Last year, a coalition of retired federal law enforcement officers and the Federal Law Enforcement Officers Association sued the Garden State for denying their right to carry under the Law Enforcement Officers Safety Act (LEOSA). That lawsuit just forced a policy change in the state that should allow more law enforcement officers to carry.
LEOSA is a federal law that preempts state laws and allows current and retired law enforcement officers to carry without state-issued permits. Under the statute, agency-issued credentials effectively act as a permit to carry. Despite this clear statutory mandate, New Jersey refused to allow credentialed federal officers who resided in the state to carry without a state-issued permit.

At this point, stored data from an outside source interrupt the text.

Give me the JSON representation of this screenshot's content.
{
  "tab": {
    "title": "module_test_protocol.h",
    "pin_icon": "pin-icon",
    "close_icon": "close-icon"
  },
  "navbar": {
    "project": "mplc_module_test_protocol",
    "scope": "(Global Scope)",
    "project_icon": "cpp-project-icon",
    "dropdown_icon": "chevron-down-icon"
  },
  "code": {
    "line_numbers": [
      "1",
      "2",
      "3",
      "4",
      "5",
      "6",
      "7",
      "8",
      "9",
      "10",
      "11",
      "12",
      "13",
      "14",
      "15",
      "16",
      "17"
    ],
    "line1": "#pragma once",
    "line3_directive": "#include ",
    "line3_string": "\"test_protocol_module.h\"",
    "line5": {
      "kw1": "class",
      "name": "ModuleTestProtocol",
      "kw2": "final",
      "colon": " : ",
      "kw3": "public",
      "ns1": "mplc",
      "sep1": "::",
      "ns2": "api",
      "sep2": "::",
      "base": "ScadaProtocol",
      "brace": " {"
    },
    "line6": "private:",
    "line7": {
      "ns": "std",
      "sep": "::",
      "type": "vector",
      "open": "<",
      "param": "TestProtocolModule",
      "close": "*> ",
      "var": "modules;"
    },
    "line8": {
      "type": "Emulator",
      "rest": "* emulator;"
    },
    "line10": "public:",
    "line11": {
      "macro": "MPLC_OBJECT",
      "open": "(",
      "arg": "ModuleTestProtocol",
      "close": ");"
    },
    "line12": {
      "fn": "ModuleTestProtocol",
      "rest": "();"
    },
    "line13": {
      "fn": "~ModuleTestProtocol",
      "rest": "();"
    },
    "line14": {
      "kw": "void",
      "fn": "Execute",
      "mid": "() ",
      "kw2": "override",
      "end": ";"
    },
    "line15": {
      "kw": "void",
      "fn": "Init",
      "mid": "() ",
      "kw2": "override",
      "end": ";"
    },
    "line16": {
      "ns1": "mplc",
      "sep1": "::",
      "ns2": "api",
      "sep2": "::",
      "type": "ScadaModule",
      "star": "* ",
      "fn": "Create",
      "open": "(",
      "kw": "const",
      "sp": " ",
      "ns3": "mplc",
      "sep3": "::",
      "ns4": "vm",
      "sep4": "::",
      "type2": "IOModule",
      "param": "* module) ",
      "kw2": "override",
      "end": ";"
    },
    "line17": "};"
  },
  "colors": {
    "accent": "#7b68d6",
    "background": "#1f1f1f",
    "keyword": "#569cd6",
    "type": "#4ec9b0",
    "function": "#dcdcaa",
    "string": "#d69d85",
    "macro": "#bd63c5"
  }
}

Several law enforcement officers challenged New Jersey’s policy requiring them to get permits to carry in federal court. The state tried to get the case dismissed, which prompted NRA-ILA and the Association of New Jersey Rifle & Pistol Clubs to file an amicus brief supporting the officers. New Jersey then seemingly recognized that its position was wrong and backtracked by withdrawing its motion to dismiss the case, which allowed the case to continue.
Now New Jersey has backtracked even further and seemingly abandoned its position. It changed its LEOSA Frequently Asked Questions page and admits that people like the retired officers who brought the lawsuit can carry without state-issued permits. It’s a shame that it took a lawsuit to force this change, but the new policy is more in line with LEOSA.